Donald Trump has a pain threshold, which is not measured in polls, but in the stock markets; in stock market prices, debt and raw materials. Thus, on a black morning in the international stock markets, Donald Trump has canceled his own ultimatum, which expired this morning, to announce Trump’s turnaround has been proportional to that of the markets; 180 degrees. The price of oil has plummeted to below $100 per barrel, while the Ibex, which fell 2.5%, has risen 1%. The markets have moderated their euphoria in the face of Tehran’s first responses: two different news agencies have disdained the words of the White House.
The prospect of a military escalation had frightened investors at the beginning of the week, the fourth of the conflict. Over the weekend, the president had given Tehran 48 hours to allow traffic through the Strait of Hormuz, threatening to attack Iranian electrical infrastructure in retaliation. In response, Tehran threatened to attack power and gas plants in the Gulf. “If the threats from Iran are carried out, a country that at this point has little to lose, the global economic scenario would become even more complicated, which would be reflected in new falls in the global bond and stock markets,” explains Juan José Fernández-Figares, director of analysis at Link Gestión. The Ibex reached the levels of the month of November, with a cumulative fall of 11% since the beginning of the attacks, oil for delivery in May touched 114 dollars and bonds, gold and silver fell sharply, in a session of massive sales that only benefited the dollar.

Now, on the contrary, the American president has announced that “the United States of America and the Islamic Republic of Iran have held very positive and productive conversations over the past two days regarding a complete and total resolution of our hostilities in the Middle East,” according to his publication in Truth. No responses from Tehran have been released at this time. “I have ordered the War Department to postpone any military attack on Iranian power plants and energy infrastructure for five days.”

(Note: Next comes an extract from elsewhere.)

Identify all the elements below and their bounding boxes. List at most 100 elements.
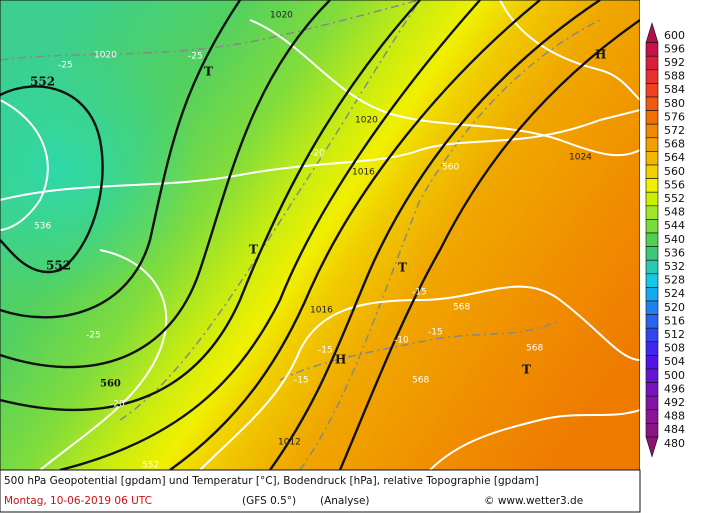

It is not the first time that the market has to price a change of opinion by Donald Trump, communicated as always on his own social network, Truth. To the point that a word TACO has been coined (Trump always chickens outTrump always chickens out) for the moments when the president of the United States forgets bluster and threats and reverses decisions that were hurting the markets. It happened with the tariffs, it happened with the firing of Jerome Powell from the Federal Reserve, with the proposed annexation of Greenland and it is happening with the attack on Iran.

In today’s session, the case of oil brent is the most illustrative: according to data from the Bloomberg agency, it was trading at $113 at 12:05 Spanish time. At 12:08 it was trading at 96, a 15% drop in three minutes for one of the financial assets with the highest trading volume on the planet. The Ibex 35 has followed the same path, which went from 16,313 points at 12:05 to 16,995 at 12:11, 4.2% higher. The oscillation has also had its losers. Repsol plummets 7% after spending much of the session between gains and losses. And, on the opposite side of the scale, IAG rises 4%, with an intraday rise of 8%.
While waiting for Tehran to confirm possible talks, markets are interpreting the main turning point in a conflict that is entering its fourth week. Three or four weeks was, in fact, the deadline that analysts had pointed out, at the beginning of the attacks, for the hostilities to end and normality to return to the market. The prospect of a prolonged closure of the Strait of Hormuz and damage to the oil industry has caused a financial storm in fits and starts: as best-case scenarios faded, markets have come under pressure. Thus, since the beginning of hostilities, oil has skyrocketed by 42%, a percentage that this morning was 60%.